Godolphin’s Final Song presented her credentials as a leading candidate for the UAE 1000 Guineas after an impressive win in the Guineas Trial at the opening meeting of the Dubai World Cup Carnival at Meydan on Thursday.
The Saeed bin Suroor-trained filly, under Christophe Soumillon, powered her way to the front from the middle of the pack to win from Down On Da Bayou and Rio Angie, both previous winners over the course and distance, by a length and-three-quarter and a length respectively.
“She quickened when we came out of the turn to make up around three or four lengths from the field,” Soumillon said of the three-year-old daughter of Dark Angel.
“At that point, some of the horses were dropping out. I took the inside option to make a bit of ground and avoid the kickback. I really liked the way she quickened in the last 200 [metres].”
Soumillon had ridden Final Song in her second start in the Britain when taking third spot behind Raffle Prize and American raider Kimari in the 25-runner field Group Two Queen Mary Stakes over the 1,000m trip at Ascot in June.
“Ascot is a quite tough ride but when I came after the race I told Saeed she will go further in distance, and tonight (1,400m) the trip didn’t appear to be a problem,” the Belgian said.
“On a flat track like this, on the dirt, we were sure she could handle the distance but the way she did it tonight was the hallmark of an exciting filly.”
Bin Suroor said: “She’s run a good race and Christophe rode a good race. She will now go straight to the 1000 Guineas on January 23."
Bin Suroor completed a double when Patrick Cosgrave rode Major Partnership to victory in the fourth race, Listed Meydan Challenge.
Gladiator King provided the new trainer-owner partnership of Satish Seemar-Sheikh Rashid bin Humaid a winning start by taking the featured prize in the six-race card – the Group Three Dubawi Stakes.
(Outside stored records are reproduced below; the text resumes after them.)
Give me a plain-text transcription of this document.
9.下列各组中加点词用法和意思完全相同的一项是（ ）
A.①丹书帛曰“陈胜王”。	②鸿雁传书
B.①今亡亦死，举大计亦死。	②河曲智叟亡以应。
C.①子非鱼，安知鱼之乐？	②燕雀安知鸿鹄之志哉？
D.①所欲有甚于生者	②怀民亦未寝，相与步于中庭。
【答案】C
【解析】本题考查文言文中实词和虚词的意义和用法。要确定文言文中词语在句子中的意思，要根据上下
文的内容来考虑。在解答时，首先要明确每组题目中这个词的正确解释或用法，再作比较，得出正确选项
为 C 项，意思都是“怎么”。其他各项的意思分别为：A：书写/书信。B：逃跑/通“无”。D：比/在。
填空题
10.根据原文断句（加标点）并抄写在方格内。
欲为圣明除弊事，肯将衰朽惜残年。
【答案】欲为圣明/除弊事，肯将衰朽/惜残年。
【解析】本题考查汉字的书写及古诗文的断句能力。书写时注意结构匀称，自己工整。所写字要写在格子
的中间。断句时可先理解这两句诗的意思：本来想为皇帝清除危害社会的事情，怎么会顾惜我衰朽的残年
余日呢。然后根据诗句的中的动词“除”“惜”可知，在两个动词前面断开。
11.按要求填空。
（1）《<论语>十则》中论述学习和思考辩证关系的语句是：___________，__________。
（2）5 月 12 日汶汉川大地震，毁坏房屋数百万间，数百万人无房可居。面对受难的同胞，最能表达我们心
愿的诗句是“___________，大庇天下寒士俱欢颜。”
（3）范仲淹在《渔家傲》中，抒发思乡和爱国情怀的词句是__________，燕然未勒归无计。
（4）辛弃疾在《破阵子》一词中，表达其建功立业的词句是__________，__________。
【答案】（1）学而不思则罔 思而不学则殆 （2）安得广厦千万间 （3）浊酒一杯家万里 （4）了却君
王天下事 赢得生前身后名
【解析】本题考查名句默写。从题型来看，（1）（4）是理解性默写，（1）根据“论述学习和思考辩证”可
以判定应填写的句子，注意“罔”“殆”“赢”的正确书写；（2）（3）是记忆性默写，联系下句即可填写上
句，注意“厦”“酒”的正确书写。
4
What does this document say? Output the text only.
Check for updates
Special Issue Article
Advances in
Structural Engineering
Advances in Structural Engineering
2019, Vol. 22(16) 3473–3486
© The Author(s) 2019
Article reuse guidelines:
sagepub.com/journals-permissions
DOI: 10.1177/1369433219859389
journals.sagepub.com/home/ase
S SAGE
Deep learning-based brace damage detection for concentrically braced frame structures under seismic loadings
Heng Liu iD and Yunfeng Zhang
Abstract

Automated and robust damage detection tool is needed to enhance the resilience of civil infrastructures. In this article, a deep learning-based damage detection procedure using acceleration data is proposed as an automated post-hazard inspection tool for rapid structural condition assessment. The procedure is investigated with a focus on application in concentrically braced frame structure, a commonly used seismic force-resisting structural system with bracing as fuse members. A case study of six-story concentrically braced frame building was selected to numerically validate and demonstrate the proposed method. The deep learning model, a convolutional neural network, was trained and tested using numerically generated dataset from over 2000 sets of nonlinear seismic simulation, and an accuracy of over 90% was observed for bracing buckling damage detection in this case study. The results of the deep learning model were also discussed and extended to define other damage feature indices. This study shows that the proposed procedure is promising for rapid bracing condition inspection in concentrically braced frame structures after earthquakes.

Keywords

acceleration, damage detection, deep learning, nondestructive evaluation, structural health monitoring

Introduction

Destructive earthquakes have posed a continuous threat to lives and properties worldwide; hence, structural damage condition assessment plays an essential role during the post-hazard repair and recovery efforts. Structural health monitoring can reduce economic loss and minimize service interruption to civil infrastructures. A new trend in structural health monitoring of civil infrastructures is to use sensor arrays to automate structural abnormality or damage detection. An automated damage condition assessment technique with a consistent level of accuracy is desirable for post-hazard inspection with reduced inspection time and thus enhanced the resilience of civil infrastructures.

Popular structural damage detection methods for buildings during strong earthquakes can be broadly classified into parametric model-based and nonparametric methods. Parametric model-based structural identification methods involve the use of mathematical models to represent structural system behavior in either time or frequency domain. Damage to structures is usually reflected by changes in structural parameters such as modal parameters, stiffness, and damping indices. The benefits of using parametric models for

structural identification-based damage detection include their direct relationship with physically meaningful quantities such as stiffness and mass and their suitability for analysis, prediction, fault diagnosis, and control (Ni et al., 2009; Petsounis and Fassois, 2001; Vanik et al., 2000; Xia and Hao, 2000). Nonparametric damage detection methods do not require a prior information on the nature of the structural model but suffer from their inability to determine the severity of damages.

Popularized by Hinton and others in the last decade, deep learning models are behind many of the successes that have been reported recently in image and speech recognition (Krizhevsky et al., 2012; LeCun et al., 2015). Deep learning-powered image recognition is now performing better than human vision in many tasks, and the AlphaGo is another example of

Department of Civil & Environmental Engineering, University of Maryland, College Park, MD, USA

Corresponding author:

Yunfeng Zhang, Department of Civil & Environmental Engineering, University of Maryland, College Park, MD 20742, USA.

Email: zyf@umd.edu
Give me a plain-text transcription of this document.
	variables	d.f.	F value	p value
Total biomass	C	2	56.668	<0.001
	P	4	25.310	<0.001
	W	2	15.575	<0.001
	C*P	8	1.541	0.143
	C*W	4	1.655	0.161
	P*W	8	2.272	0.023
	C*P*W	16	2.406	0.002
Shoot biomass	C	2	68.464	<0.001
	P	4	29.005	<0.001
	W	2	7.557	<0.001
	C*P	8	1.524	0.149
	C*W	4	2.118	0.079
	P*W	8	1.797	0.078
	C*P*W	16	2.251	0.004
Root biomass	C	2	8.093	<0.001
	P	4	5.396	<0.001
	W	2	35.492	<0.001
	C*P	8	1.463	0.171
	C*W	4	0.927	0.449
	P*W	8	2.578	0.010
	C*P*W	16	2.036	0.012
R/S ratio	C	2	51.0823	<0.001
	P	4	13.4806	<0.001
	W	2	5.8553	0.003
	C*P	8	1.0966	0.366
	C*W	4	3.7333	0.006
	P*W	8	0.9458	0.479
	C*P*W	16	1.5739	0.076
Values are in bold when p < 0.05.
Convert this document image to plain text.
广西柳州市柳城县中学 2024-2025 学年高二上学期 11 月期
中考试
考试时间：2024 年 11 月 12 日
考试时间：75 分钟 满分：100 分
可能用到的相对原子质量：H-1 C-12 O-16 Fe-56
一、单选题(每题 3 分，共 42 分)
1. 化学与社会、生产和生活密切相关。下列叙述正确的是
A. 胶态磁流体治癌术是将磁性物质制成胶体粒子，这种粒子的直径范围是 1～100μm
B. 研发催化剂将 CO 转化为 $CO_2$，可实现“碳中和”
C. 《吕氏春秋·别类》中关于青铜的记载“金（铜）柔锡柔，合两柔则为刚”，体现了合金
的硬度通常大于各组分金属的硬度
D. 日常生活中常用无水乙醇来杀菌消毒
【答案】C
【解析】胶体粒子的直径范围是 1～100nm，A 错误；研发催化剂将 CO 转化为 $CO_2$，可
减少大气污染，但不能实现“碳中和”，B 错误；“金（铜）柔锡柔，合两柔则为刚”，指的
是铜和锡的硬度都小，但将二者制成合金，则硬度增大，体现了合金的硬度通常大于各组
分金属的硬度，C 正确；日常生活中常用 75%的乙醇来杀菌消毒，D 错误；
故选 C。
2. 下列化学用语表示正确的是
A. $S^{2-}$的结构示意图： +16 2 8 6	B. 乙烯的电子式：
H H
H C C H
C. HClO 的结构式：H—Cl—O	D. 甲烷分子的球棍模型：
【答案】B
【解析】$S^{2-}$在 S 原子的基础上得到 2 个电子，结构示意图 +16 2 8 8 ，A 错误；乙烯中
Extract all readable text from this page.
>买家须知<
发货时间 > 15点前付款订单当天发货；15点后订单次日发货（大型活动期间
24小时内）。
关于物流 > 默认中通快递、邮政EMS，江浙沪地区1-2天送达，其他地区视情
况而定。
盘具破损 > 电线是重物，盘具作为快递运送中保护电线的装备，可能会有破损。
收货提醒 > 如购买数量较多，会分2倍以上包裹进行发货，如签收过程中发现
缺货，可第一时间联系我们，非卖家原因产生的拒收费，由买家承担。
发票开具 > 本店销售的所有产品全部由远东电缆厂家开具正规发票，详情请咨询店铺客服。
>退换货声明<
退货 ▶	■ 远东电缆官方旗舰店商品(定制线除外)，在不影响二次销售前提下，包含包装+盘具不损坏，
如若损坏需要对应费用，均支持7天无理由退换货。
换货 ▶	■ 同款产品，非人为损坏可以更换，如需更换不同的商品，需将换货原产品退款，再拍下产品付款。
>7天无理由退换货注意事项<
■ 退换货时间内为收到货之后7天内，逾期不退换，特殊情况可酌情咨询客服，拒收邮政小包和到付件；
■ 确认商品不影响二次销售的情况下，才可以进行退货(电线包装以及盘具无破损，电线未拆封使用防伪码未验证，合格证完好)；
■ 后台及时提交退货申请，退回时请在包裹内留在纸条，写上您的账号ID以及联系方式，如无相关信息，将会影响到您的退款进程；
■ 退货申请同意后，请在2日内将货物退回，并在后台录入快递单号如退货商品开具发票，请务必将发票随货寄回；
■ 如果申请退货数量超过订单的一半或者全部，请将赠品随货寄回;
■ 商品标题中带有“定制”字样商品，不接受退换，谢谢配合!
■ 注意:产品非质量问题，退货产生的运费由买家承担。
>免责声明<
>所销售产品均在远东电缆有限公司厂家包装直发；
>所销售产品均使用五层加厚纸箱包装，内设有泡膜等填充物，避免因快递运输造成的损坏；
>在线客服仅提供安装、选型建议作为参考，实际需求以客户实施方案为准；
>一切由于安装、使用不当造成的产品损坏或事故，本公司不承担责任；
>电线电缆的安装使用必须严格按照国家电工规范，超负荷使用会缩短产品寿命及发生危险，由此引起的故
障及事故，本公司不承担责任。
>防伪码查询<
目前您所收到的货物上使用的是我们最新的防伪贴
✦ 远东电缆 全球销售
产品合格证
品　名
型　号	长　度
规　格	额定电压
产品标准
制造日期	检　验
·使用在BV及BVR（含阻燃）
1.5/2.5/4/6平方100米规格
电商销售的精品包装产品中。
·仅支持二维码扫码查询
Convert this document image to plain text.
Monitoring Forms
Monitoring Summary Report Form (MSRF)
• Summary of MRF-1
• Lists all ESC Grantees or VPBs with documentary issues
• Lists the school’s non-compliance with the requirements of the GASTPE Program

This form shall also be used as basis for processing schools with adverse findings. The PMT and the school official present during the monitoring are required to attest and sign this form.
Ridden by Mickael Barzalona, the four-year-old son of the 2008 Dubai World Cup winner Curlin, took up the running on the home stretch to win by a neck from Ibn Malik under Jim Crawley. Drafted did well to take third after a slow start.
“He [Gladiator King] arrived at Zabeel [Stables] at the end of August and with high expectations, but there is always doubts and it takes a long time when you bring a horse for such a race,” Seemar said.
“He still got to improve a few more lengths I think. However, winning this race was important because it had some serious horse both internationals and the local.
“There were two or three horses that had already run this season. So all those doubts he showed he had a lot more class than I thought.”
Doug Watson celebrated a vintage double with Almanaara and Grand Argentier under two different riders.
Dane O’Neill steered the seven-year-old Almanaara to victory in the second race and Brett Doyle on the eight-year-old Palace Episode gelding edged out Tadhg O’Shea on Above Normal in a photo in the next.
David Simcock got one across for Britain when Richard Mullen came with a strong late run on Universal Order to take the concluding Listed Dubai Racing Club Classic.